Cargill, la più grande azienda privata degli Stati Uniti e uno dei principali attori nel mercato delle materie prime agricole, è pronta a licenziare circa il 5% della sua forza lavoro globale. Questa decisione arriva mentre i prezzi delle materie prime alimentari continuano a scendere, incidendo negativamente sulle operazioni del conglomerato con sede nel Minnesota.
L'azienda, che è anche la più grande commerciante di materie prime agricole al mondo, ha descritto i licenziamenti come parte di una strategia più ampia a lungo termine avviata all'inizio di quest'anno. L'attività di Cargill abbraccia vari settori, concentrandosi principalmente sulla distribuzione di cereali, carne e altri prodotti agricoli in tutto il mondo. L’azienda ha prosperato durante la pandemia e nei periodi successivi, beneficiando dell’inflazione e dei disordini geopolitici che hanno sconvolto i mercati alimentari. Tuttavia, le tendenze recenti hanno mostrato un calo dei prezzi dei generi alimentari, influenzando gli aggiustamenti strategici di Cargill.
Inoltre, la diminuzione della popolazione bovina statunitense segnalata dal Dipartimento dell’Agricoltura degli Stati Uniti (USDA) è diventata un fattore significativo per Cargill, dati i suoi ingenti investimenti nella lavorazione della carne bovina nordamericana. Nonostante queste sfide, Cargill continua la sua espansione in altre aree, come dimostra il recente annuncio di un nuovo polo tecnologico e ingegneristico ad Atlanta, che si prevede creerà 400 nuovi posti di lavoro.
Dal punto di vista finanziario, Cargill ha riportato un calo dei profitti a 2,48 miliardi di dollari per l’anno fiscale terminato a maggio, secondo Bloomberg. Questa cifra è nettamente inferiore alla cifra record di 6,7 miliardi di dollari guadagnati tra il 2021 e il 2022, segnando il profitto più basso dal 2016. L'azienda, che impiega oltre 160,000 persone in tutto il mondo, prevede circa 8,000 tagli di posti di lavoro a causa della ristrutturazione.

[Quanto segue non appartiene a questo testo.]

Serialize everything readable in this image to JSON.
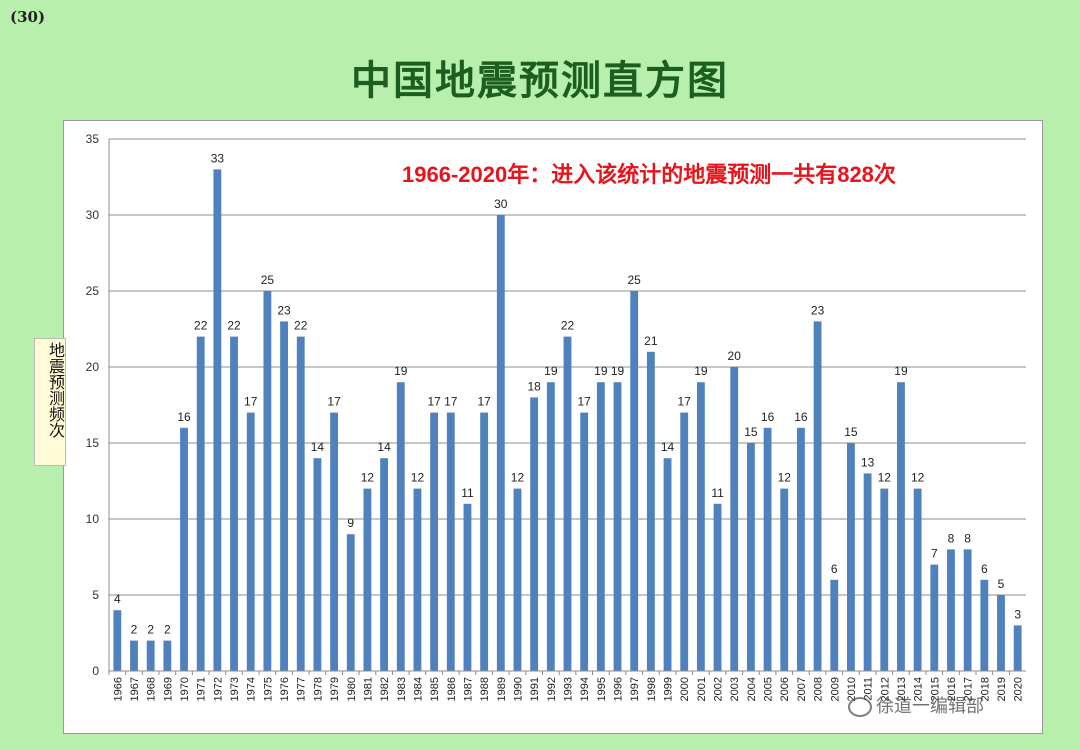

Brian Sikes, che guida l'azienda come presidente e amministratore delegato dal 2023, ha sottolineato l'impegno di Cargill nell'adattare il proprio modello di business. "Guardando al futuro, abbiamo definito un piano chiaro per evolvere e rafforzare il nostro portafoglio per trarre vantaggio dalle tendenze convincenti che abbiamo di fronte, massimizzare la nostra competitività e, soprattutto, continuare a fornire servizi ai nostri clienti", ha affermato Sikes.